Alternatively, IDF, SDFP and SDFS can be measured separately.
The enzymes used in this method are high purity and effectively devoid of contaminating enzymes active on other dietary fiber components such as β-glucan, pectin and arabinoxylan. They are supplied as freeze-dried powders; allowing the use of glycerol as an internal standard in the method.
* See McCleary, B. V., Sloane, N & Draga, A. (2015). Determination of total dietary fibre and available carbohydrates: a rapid integrated procedure that simulates in vivo digestion. Starch/Starke, 66, 1-24.
Validation of Methods
Advantages
More rapid measurement – incubation time with PAA + AMG reduced to 4 h in comparison with AOAC 2009.01 (increased levels of enzyme employed)
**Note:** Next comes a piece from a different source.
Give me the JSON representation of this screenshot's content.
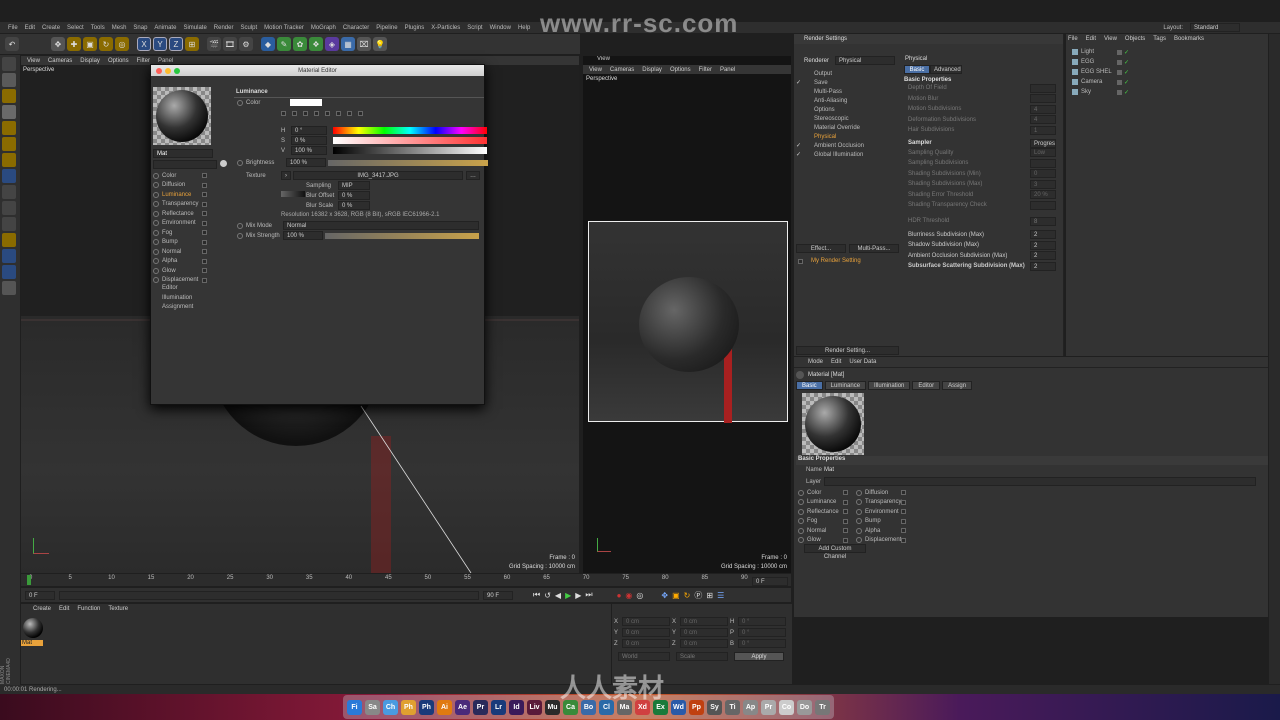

DF values for most samples are very similar to those obtained with AOAC Method 2009.01
Rapid Integrated Total Dietary Fiber method removes all of the limitations that have been identified with AOAC Method 2009.01*
All reagents stable for > 2 years after preparation
The method is consistent with the CODEX Alimentarius definition of dietary fiber
Mega-Calc™ software tool is available from our website for hassle-free raw data processing
Very competitive price (cost per test)
Document
The Rapid Integrated Total Dietary Fiber Assay Kit method is validated under collaborative study (AACC Method 32-60.01, AOAC Method 2022.01, AOAC Method 2017.16, ICC Standard No. 185) and is recognized as a Type I Method by CODEX Alimentarius. The K-RINTDF method is the recommended one for the measurement of total dietary fiber in all foods that may or may not contain resistant starch. This method is updated to be more consistent with in vivo conditions in the human small intestine, i.e. a 4 h incubation time. Under these conditions more accurate measurement of resistant starch is obtained, including phosphate cross-liked starch (RS4). Use of higher enzyme concentrations ensures that resistant maltodextrins produced from non-resistant starch under the incubation conditions of the Integrated Total Dietary Fiber procedure (AOAC Methods 2009.01 and 2011.25) are no longer produced.